Here’s how I answered the question on both days.

First of all, if you see engaging in social media as simply one more thing you must add to an already overwhelming list of responsibilities, it won’t happen. Blogging, Twitter, or Facebook, can’t simply be another add-on activity. You and I both know that you don’t have time for one more thing. (In fact, if you are honest, you are struggling to keep up with what you have on your plate now.)

Instead, you have to see the use of social media as an integral part of your job. It has to be a tool that enables you to accomplish your work—your real work—more effectively and more efficiently. But what is your real work as a leader?

It probably includes a dozen things. It will be a little different for everyone. But here are five that probably should be on every leader’s list:

  1. Raise your organization’s visibility. You can do this the expensive way by employing traditional, interruption-based marketing. Unfortunately, fewer and fewer people are paying attention. They are very selective about who they give permission to speak into their lives. This is why the use of social media is so effective. The only people listening are people who choose to follow you and become part of your tribe.
  2. Articulate your organization’s vision. As a leader, you can’t do this too much. Vision is to your organization what blood is to your body: it gives it life. The problem is that it is difficult to be constantly articulating the vision to everyone. Besides, it’s not just your own people that need to know it. Your constituents need to understand it as well. Social media, particularly blogging, provides a perfect delivery vehicle for this.
  3. Network with people who can help you. One of reasons you are probably in your position is that over the years you have acquired a network of invaluable contacts. This is one of the secrets of your success—you’ve been able to tap into this network when you need to accomplish more than you could do on your own. Social media take this to next level. I have dozens and dozens of people that I now know, work with, and count on that I first met via social media. My network is larger and richer than ever.
  4. Be alert to what your constituents are saying. Again, you can do this the expensive way by employing traditional market research. I still think there is a place for that. But there is nothing like understanding first-hand what your customers and constituents are saying. HootSuite, Google Alerts, and other tools give you that opportunity for free—in real-time. Like it or not, there is a conversation happening right now about you, your brand, and our company online.
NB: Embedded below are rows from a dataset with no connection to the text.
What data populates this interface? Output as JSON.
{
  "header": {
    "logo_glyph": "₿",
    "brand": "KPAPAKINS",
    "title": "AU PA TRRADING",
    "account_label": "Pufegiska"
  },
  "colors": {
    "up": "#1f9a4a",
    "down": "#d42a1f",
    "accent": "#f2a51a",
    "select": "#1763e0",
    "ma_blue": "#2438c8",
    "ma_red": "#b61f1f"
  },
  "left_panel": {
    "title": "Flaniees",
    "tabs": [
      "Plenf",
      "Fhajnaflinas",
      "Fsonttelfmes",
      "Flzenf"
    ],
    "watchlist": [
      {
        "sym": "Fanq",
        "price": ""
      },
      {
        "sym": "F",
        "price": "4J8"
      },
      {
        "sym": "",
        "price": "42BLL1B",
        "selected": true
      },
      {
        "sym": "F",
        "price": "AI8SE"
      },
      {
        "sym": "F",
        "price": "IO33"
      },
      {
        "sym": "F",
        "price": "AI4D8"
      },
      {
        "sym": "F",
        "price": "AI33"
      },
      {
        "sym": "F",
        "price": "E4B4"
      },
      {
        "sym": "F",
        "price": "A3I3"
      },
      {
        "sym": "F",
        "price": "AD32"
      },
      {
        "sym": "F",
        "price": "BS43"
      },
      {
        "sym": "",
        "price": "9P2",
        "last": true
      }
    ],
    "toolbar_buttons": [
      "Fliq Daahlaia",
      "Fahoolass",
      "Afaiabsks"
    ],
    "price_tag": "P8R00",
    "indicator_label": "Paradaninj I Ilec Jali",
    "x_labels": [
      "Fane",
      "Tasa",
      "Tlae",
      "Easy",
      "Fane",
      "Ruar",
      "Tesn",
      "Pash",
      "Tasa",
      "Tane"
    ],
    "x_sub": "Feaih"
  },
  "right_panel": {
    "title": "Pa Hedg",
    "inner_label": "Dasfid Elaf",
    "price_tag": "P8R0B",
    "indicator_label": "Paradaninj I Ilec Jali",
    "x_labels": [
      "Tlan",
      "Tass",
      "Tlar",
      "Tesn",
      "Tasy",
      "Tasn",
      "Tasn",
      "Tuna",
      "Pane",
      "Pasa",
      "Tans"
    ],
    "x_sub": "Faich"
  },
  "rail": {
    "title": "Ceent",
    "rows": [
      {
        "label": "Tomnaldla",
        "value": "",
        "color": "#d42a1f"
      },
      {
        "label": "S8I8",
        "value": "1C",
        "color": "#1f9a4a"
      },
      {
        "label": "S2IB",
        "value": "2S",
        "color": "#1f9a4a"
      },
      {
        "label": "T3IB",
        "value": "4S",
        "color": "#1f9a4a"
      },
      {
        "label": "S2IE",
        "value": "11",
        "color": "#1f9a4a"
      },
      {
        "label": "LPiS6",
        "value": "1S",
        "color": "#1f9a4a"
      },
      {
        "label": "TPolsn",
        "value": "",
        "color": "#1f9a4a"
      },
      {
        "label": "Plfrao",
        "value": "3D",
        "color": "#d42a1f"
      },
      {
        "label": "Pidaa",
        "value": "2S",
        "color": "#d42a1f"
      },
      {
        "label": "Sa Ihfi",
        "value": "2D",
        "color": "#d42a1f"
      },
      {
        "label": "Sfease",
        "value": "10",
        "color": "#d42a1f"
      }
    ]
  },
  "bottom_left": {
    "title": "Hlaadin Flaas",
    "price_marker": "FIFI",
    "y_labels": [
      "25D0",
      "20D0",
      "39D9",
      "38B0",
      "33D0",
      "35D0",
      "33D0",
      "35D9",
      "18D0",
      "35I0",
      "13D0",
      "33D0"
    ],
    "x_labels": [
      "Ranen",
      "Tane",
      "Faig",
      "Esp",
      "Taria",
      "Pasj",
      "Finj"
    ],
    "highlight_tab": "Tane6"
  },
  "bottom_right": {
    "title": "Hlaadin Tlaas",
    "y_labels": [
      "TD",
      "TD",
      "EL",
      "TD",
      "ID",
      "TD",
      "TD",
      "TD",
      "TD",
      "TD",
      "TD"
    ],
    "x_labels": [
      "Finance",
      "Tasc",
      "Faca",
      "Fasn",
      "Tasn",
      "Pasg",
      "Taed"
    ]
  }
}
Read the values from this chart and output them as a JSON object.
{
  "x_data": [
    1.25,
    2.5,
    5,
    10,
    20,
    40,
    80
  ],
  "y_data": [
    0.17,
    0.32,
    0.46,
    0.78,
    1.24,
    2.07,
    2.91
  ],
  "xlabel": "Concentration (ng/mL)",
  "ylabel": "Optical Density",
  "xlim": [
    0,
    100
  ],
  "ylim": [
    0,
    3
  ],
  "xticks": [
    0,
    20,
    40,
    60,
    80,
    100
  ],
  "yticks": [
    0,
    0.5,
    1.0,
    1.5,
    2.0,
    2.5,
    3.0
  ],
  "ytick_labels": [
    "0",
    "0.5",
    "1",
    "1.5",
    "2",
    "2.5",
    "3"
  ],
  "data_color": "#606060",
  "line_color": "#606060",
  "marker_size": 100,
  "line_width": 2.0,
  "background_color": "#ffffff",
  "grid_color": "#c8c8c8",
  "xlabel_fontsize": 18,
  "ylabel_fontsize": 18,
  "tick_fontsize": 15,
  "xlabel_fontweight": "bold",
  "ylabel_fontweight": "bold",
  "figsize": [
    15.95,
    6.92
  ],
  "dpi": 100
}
Social media provide an opportunity for you to participate in that conversation, learn from it, and even influence it.
  5. Mentor the next generation of leaders. This is why I originally started blogging. I found that I kept dispensing the same stories and advice over and over again. Blogging gives me the opportunity to curate my best ideas, archive them, and share them with those I am charged with leading. Twitter is similar. I use it to direct my followers to links and other resources I believe they will find helpful. Best of all, these tools have extended my leadership and my circle of influence.

So, how do you find time for social media in your already busy life? By beginning to see them as tools that help you achieve your objectives as a leader. If you grasp the potential and connect it with your vision, making time for social media will be much easier.

Question: How do you find time for social media? What does your typical social media day look like?